Safe and continuous long-term use requires both regular medical supervision and consistent patient self-care. For patients who cannot remove and clean the device themselves, a healthcare provider must perform this service, typically scheduling follow-up appointments every three to six months. During these visits, the pessary is removed, cleaned thoroughly, and the vaginal walls are inspected for any signs of irritation or tissue damage.

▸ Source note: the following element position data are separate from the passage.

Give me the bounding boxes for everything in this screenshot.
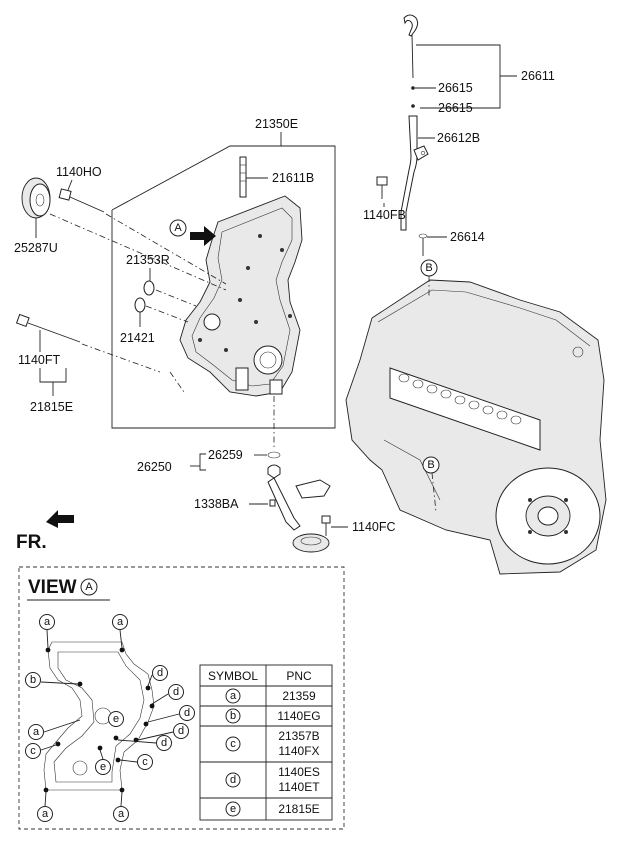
label-1140FB: 1140FB [363, 208, 406, 222]
callout-e1: e [108, 711, 124, 727]
label-21350E: 21350E [255, 117, 298, 131]
seal-21353r [143, 280, 155, 296]
svg-text:d: d [157, 667, 163, 679]
dipstick-leaders [383, 44, 517, 238]
table-row-b: b 1140EG [225, 708, 321, 724]
callout-d2: d [151, 684, 184, 705]
callout-d5: d [117, 735, 172, 751]
view-a-arrow: A [169, 219, 216, 246]
table-row-a: a 21359 [225, 688, 316, 704]
table-header-pnc: PNC [286, 669, 312, 683]
callout-a-bottom-left: a [37, 791, 53, 822]
svg-text:c: c [30, 745, 36, 757]
view-callouts: a a b d d d d d e a c e c a a [25, 614, 195, 822]
dipstick-assembly [376, 14, 429, 256]
front-indicator: FR. [16, 510, 74, 553]
marker-b-engine: B [422, 456, 440, 474]
svg-text:a: a [230, 690, 237, 702]
svg-text:1140FX: 1140FX [278, 744, 319, 758]
timing-cover [179, 195, 303, 397]
svg-text:A: A [174, 222, 182, 234]
svg-text:21359: 21359 [282, 689, 316, 703]
label-1338BA: 1338BA [194, 497, 239, 511]
svg-text:d: d [230, 774, 236, 786]
label-21353R: 21353R [126, 253, 170, 267]
label-26612B: 26612B [437, 131, 480, 145]
label-26615-upper: 26615 [438, 81, 473, 95]
svg-text:d: d [178, 725, 184, 737]
callout-b: b [25, 672, 79, 688]
pulley-25287u [21, 177, 51, 219]
callout-e2: e [95, 749, 111, 775]
callout-d4: d [137, 723, 189, 741]
front-label: FR. [16, 532, 47, 553]
svg-text:e: e [230, 803, 236, 815]
engine-ports [398, 373, 522, 425]
svg-text:d: d [161, 737, 167, 749]
svg-text:a: a [42, 808, 49, 820]
label-21815E: 21815E [30, 400, 73, 414]
symbol-pnc-table: SYMBOL PNC a 21359 b 1140EG c 21357B 114… [199, 664, 333, 821]
stud-21611b [239, 156, 247, 198]
oring-21421 [134, 297, 146, 313]
callout-c-left: c [25, 743, 57, 759]
svg-text:1140EG: 1140EG [277, 709, 320, 723]
label-26614: 26614 [450, 230, 485, 244]
svg-text:e: e [100, 761, 106, 773]
callout-a-top-left: a [39, 614, 55, 649]
table-row-e: e 21815E [225, 801, 320, 817]
svg-text:21357B: 21357B [278, 729, 319, 743]
callout-c-right: c [119, 754, 153, 770]
timing-cover-dash-lines [49, 213, 275, 450]
label-21421: 21421 [120, 331, 155, 345]
view-panel-border [18, 566, 345, 830]
svg-text:B: B [427, 459, 434, 471]
svg-text:1140ET: 1140ET [278, 780, 320, 794]
svg-text:d: d [184, 707, 190, 719]
label-1140FC: 1140FC [352, 520, 396, 534]
label-26250: 26250 [137, 460, 172, 474]
svg-text:a: a [33, 726, 40, 738]
label-1140HO: 1140HO [56, 165, 102, 179]
svg-text:c: c [230, 738, 236, 750]
label-1140FT: 1140FT [18, 353, 61, 367]
bolt-1140ft [15, 313, 81, 343]
front-arrow-icon [46, 510, 74, 528]
oil-screen-26250 [267, 451, 331, 553]
bolt-1140ho [58, 188, 105, 213]
svg-text:a: a [118, 808, 125, 820]
table-header-symbol: SYMBOL [208, 669, 258, 683]
svg-text:A: A [85, 581, 93, 593]
label-26611: 26611 [521, 69, 555, 83]
callout-d3: d [147, 705, 195, 723]
view-gasket [43, 641, 155, 793]
callout-d1: d [147, 665, 168, 687]
svg-text:a: a [117, 616, 124, 628]
engine-block [345, 279, 607, 575]
view-panel-title: VIEW A [28, 577, 98, 598]
svg-text:d: d [173, 686, 179, 698]
callout-a-bottom-right: a [113, 791, 129, 822]
marker-b-top: B [420, 259, 438, 277]
timing-cover-box [111, 145, 336, 429]
table-row-c: c 21357B 1140FX [225, 729, 320, 758]
svg-text:1140ES: 1140ES [278, 765, 320, 779]
svg-text:a: a [44, 616, 51, 628]
svg-text:B: B [425, 262, 432, 274]
callout-a-top-right: a [112, 614, 128, 649]
callout-a-mid-left: a [28, 719, 81, 740]
svg-text:21815E: 21815E [278, 802, 319, 816]
label-21611B: 21611B [272, 171, 314, 185]
svg-text:b: b [30, 674, 36, 686]
label-26259: 26259 [208, 448, 243, 462]
label-25287U: 25287U [14, 241, 58, 255]
label-26615-lower: 26615 [438, 101, 473, 115]
table-row-d: d 1140ES 1140ET [225, 765, 320, 794]
svg-text:VIEW: VIEW [28, 577, 77, 598]
svg-text:c: c [142, 756, 148, 768]
svg-text:b: b [230, 710, 236, 722]
svg-text:e: e [113, 713, 119, 725]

Patients who manage the device themselves are instructed to remove, clean, and reinsert the pessary as often as daily or weekly. The pessary should be washed with mild soap and warm water, dried fully, and reinserted using a water-based lubricant. The use of a topical vaginal estrogen cream, particularly in postmenopausal women, is often recommended to maintain the health and thickness of the vaginal tissue, providing a protective barrier against pressure.

Recognizing Complications from Extended Wear

The prolonged presence of any foreign object in the vagina can lead to specific complications. The most frequently reported long-term issue is vaginal erosion, a superficial breakdown of the vaginal lining caused by localized pressure from the pessary. This may present as abnormal vaginal bleeding, spotting, or a new feeling of discomfort.

Other common indicators of a problem include a persistent, foul-smelling discharge or an increase in volume that does not resolve with cleaning. While minor discharge is common, a change in odor or color can signal a shift in the vaginal environment requiring medical assessment. These issues are generally manageable if identified early during routine check-ups, emphasizing adherence to the recommended follow-up schedule.